The preceding sample output shows both nodes are online, and the service is started on node1.
-
Trigger a failover by stopping the cluster on the node where the service is running:
sudo pcs cluster stop node1
The command reports that Pacemaker and Corosync are being stopped on the node, as shown in the following sample output:
node1: Stopping Cluster (pacemaker)... node1: Stopping Cluster (corosync)...
-
Verify the cluster has been stopped, for example, by running
pcs cluster status
command on the node (node1 in this example):sudo pcs cluster status
The command reports the cluster is no longer running, as shown in the following sample output:
Error: cluster is not currently running on this node
-
Sign in to the other node, node2 in this example, and run the
pcs status
command to confirm that the service has been started on that node:sudo pcs status
The following sample extract shows the command output:
Cluster name: pacemaker1 Cluster Summary: * Stack: corosync (Pacemaker is running) * Current DC: node2 (version version_information) - partition with quorum * Last updated: Fri Mar 7 13:35:11 2025 on node2 * Last change: Tue Mar 4 14:55:20 2025 by root via root on node1 * 2 nodes configured * 1 resource instance configured Node List: * Online: [ node2 ] * OFFLINE: [ node1 ] Full List of Resources: * dummy_service (ocf:pacemaker:Dummy): Started node2 Daemon Status: corosync: active/enabled pacemaker: active/enabled pcsd: active/enabled ...
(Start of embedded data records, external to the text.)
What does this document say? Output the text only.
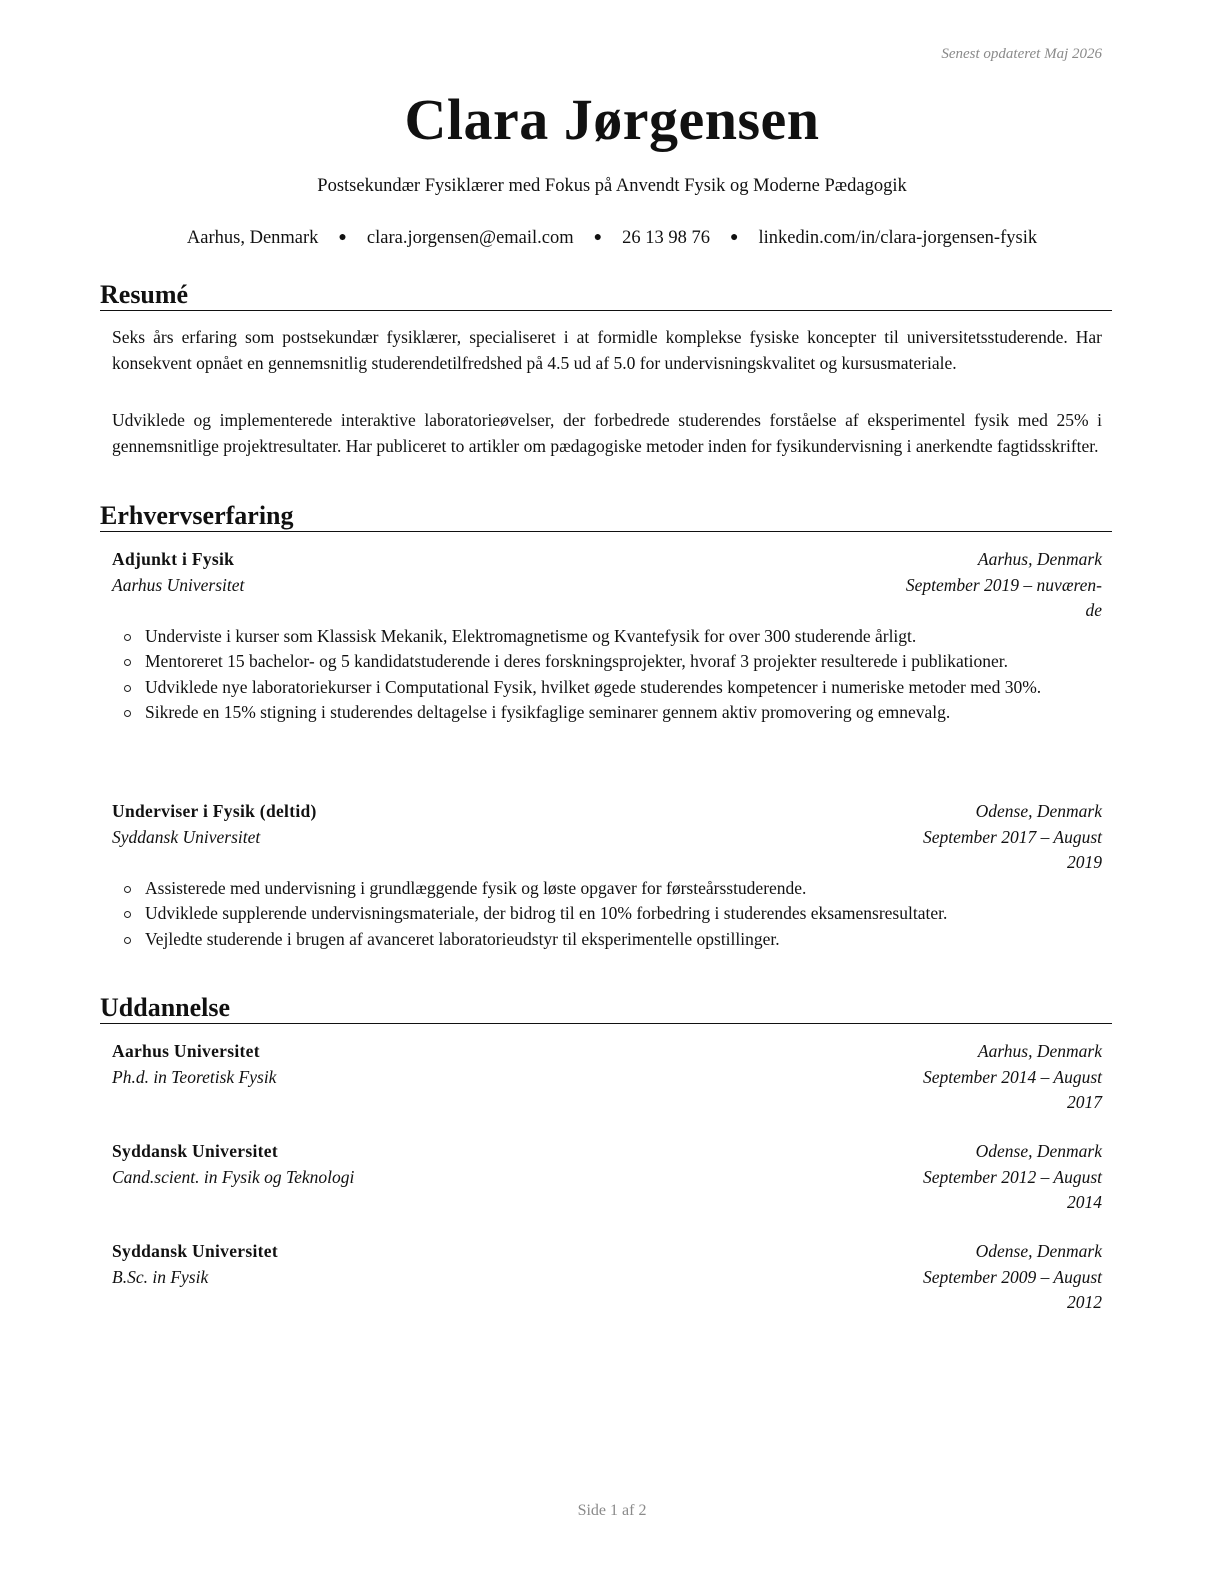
Senest opdateret Maj 2026
Clara Jørgensen
Postsekundær Fysiklærer med Fokus på Anvendt Fysik og Moderne Pædagogik
Aarhus, Denmark ● clara.jorgensen@email.com ● 26 13 98 76 ● linkedin.com/in/clara-jorgensen-fysik
Resumé

Seks års erfaring som postsekundær fysiklærer, specialiseret i at formidle komplekse fysiske koncepter til universitetsstuderende. Har konsekvent opnået en gennemsnitlig studerendetilfredshed på 4.5 ud af 5.0 for undervisningskvalitet og kursusmateriale.

Udviklede og implementerede interaktive laboratorieøvelser, der forbedrede studerendes forståelse af eksperimentel fysik med 25% i gennemsnitlige projektresultater. Har publiceret to artikler om pædagogiske metoder inden for fysikundervisning i anerkendte fagtidsskrifter.

Erhvervserfaring
Adjunkt i Fysik	Aarhus, Denmark
Aarhus Universitet	September 2019 – nuværen-
de
Underviste i kurser som Klassisk Mekanik, Elektromagnetisme og Kvantefysik for over 300 studerende årligt.
Mentoreret 15 bachelor- og 5 kandidatstuderende i deres forskningsprojekter, hvoraf 3 projekter resulterede i publikationer.
Udviklede nye laboratoriekurser i Computational Fysik, hvilket øgede studerendes kompetencer i numeriske metoder med 30%.
Sikrede en 15% stigning i studerendes deltagelse i fysikfaglige seminarer gennem aktiv promovering og emnevalg.
Underviser i Fysik (deltid)	Odense, Denmark
Syddansk Universitet	September 2017 – August
2019
Assisterede med undervisning i grundlæggende fysik og løste opgaver for førsteårsstuderende.
Udviklede supplerende undervisningsmateriale, der bidrog til en 10% forbedring i studerendes eksamensresultater.
Vejledte studerende i brugen af avanceret laboratorieudstyr til eksperimentelle opstillinger.
Uddannelse
Aarhus Universitet	Aarhus, Denmark
Ph.d. in Teoretisk Fysik	September 2014 – August
2017
Syddansk Universitet	Odense, Denmark
Cand.scient. in Fysik og Teknologi	September 2012 – August
2014
Syddansk Universitet	Odense, Denmark
B.Sc. in Fysik	September 2009 – August
2012
Side 1 af 2
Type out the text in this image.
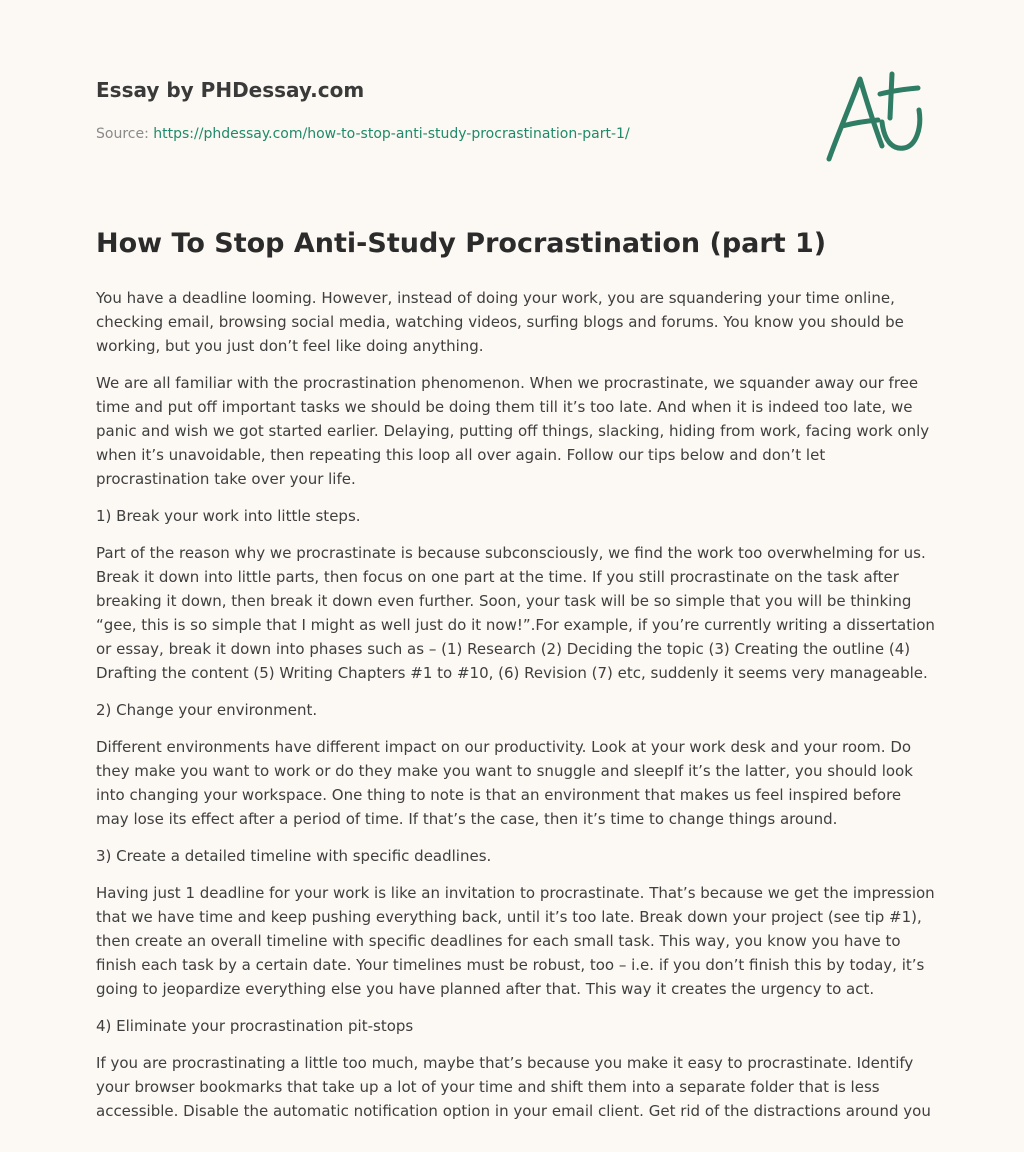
Essay by PHDessay.com
Source: https://phdessay.com/how-to-stop-anti-study-procrastination-part-1/
How To Stop Anti-Study Procrastination (part 1)

You have a deadline looming. However, instead of doing your work, you are squandering your time online, checking email, browsing social media, watching videos, surfing blogs and forums. You know you should be working, but you just don’t feel like doing anything.

We are all familiar with the procrastination phenomenon. When we procrastinate, we squander away our free time and put off important tasks we should be doing them till it’s too late. And when it is indeed too late, we panic and wish we got started earlier. Delaying, putting off things, slacking, hiding from work, facing work only when it’s unavoidable, then repeating this loop all over again. Follow our tips below and don’t let procrastination take over your life.

1) Break your work into little steps.

Part of the reason why we procrastinate is because subconsciously, we find the work too overwhelming for us. Break it down into little parts, then focus on one part at the time. If you still procrastinate on the task after breaking it down, then break it down even further. Soon, your task will be so simple that you will be thinking “gee, this is so simple that I might as well just do it now!”.For example, if you’re currently writing a dissertation or essay, break it down into phases such as – (1) Research (2) Deciding the topic (3) Creating the outline (4) Drafting the content (5) Writing Chapters #1 to #10, (6) Revision (7) etc, suddenly it seems very manageable.

2) Change your environment.

Different environments have different impact on our productivity. Look at your work desk and your room. Do they make you want to work or do they make you want to snuggle and sleepIf it’s the latter, you should look into changing your workspace. One thing to note is that an environment that makes us feel inspired before may lose its effect after a period of time. If that’s the case, then it’s time to change things around.

3) Create a detailed timeline with specific deadlines.

Having just 1 deadline for your work is like an invitation to procrastinate. That’s because we get the impression that we have time and keep pushing everything back, until it’s too late. Break down your project (see tip #1), then create an overall timeline with specific deadlines for each small task. This way, you know you have to finish each task by a certain date. Your timelines must be robust, too – i.e. if you don’t finish this by today, it’s going to jeopardize everything else you have planned after that. This way it creates the urgency to act.

4) Eliminate your procrastination pit-stops

If you are procrastinating a little too much, maybe that’s because you make it easy to procrastinate. Identify your browser bookmarks that take up a lot of your time and shift them into a separate folder that is less accessible. Disable the automatic notification option in your email client. Get rid of the distractions around you
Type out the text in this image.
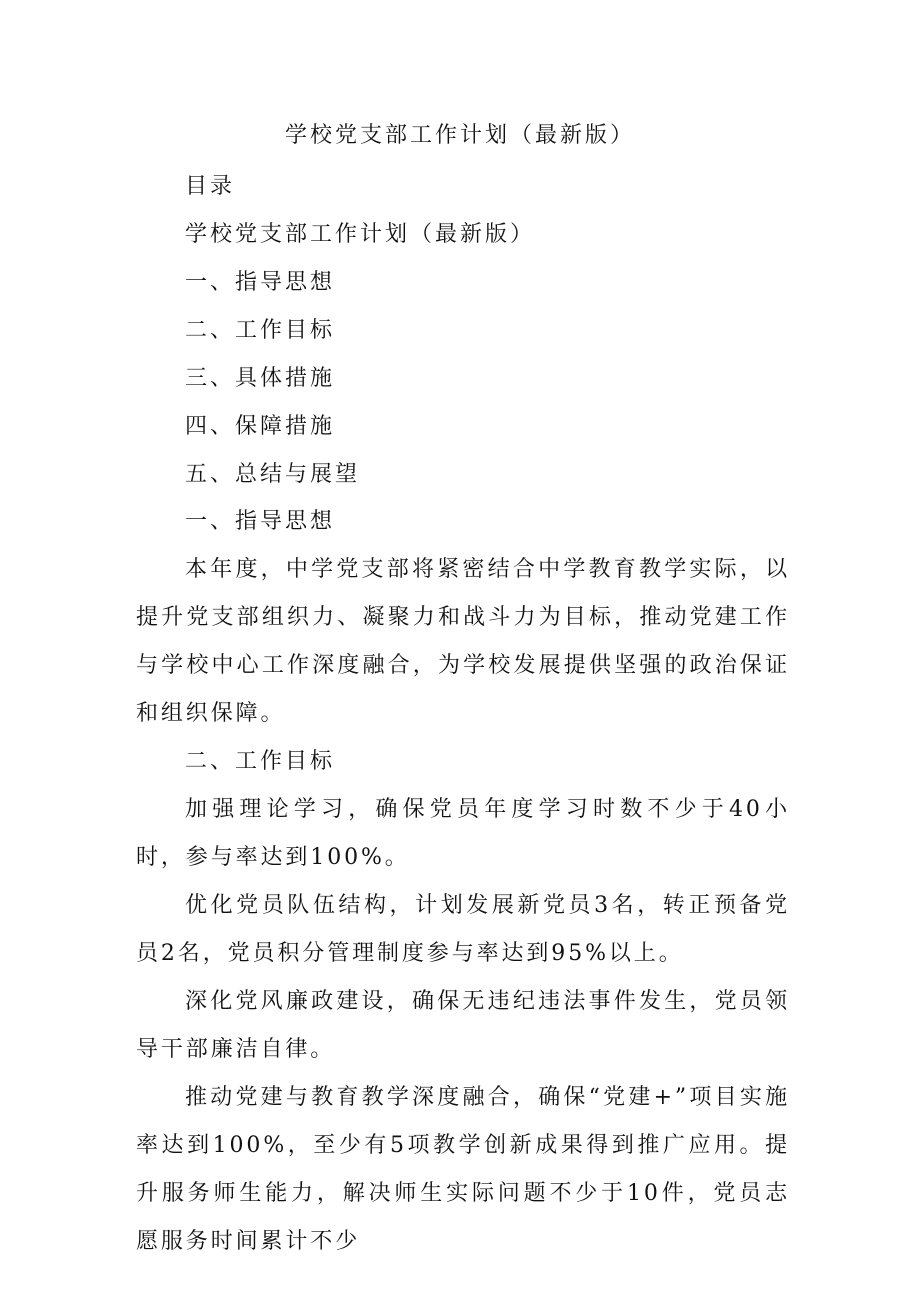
学校党支部工作计划（最新版）
目录
学校党支部工作计划（最新版）
一、指导思想
二、工作目标
三、具体措施
四、保障措施
五、总结与展望

一、指导思想

本年度，中学党支部将紧密结合中学教育教学实际，以提升党支部组织力、凝聚力和战斗力为目标，推动党建工作与学校中心工作深度融合，为学校发展提供坚强的政治保证和组织保障。

二、工作目标

加强理论学习，确保党员年度学习时数不少于40小时，参与率达到100%。

优化党员队伍结构，计划发展新党员3名，转正预备党员2名，党员积分管理制度参与率达到95%以上。

深化党风廉政建设，确保无违纪违法事件发生，党员领导干部廉洁自律。

推动党建与教育教学深度融合，确保“党建+”项目实施率达到100%，至少有5项教学创新成果得到推广应用。提升服务师生能力，解决师生实际问题不少于10件，党员志愿服务时间累计不少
The preceding sample output shows that node1 is offline and that the service has successfully failed over and is now started on node2.
-
Use the
pcs cluster start
command to start the cluster on the offline node:sudo pcs cluster start node1
-
Confirm the node is back online:
sudo pcs status
The following sample extract shows the expected command output:
Cluster name: pacemaker1 Cluster Summary: * Stack: corosync (Pacemaker is running) * Current DC: node2 (version version_information) - partition with quorum * Last updated: Fri Mar 7 13:38:36 2025 on node1 * Last change: Tue Mar 4 14:55:20 2025 by root via root on node1 * 2 nodes configured * 1 resource instance configured Node List: * Online: [ node2 node1] Full List of Resources: * dummy_service (ocf:pacemaker:Dummy): Started node2 Daemon Status: corosync: active/enabled pacemaker: active/enabled pcsd: active/enabled ...
The preceding sample output shows node1 is back online.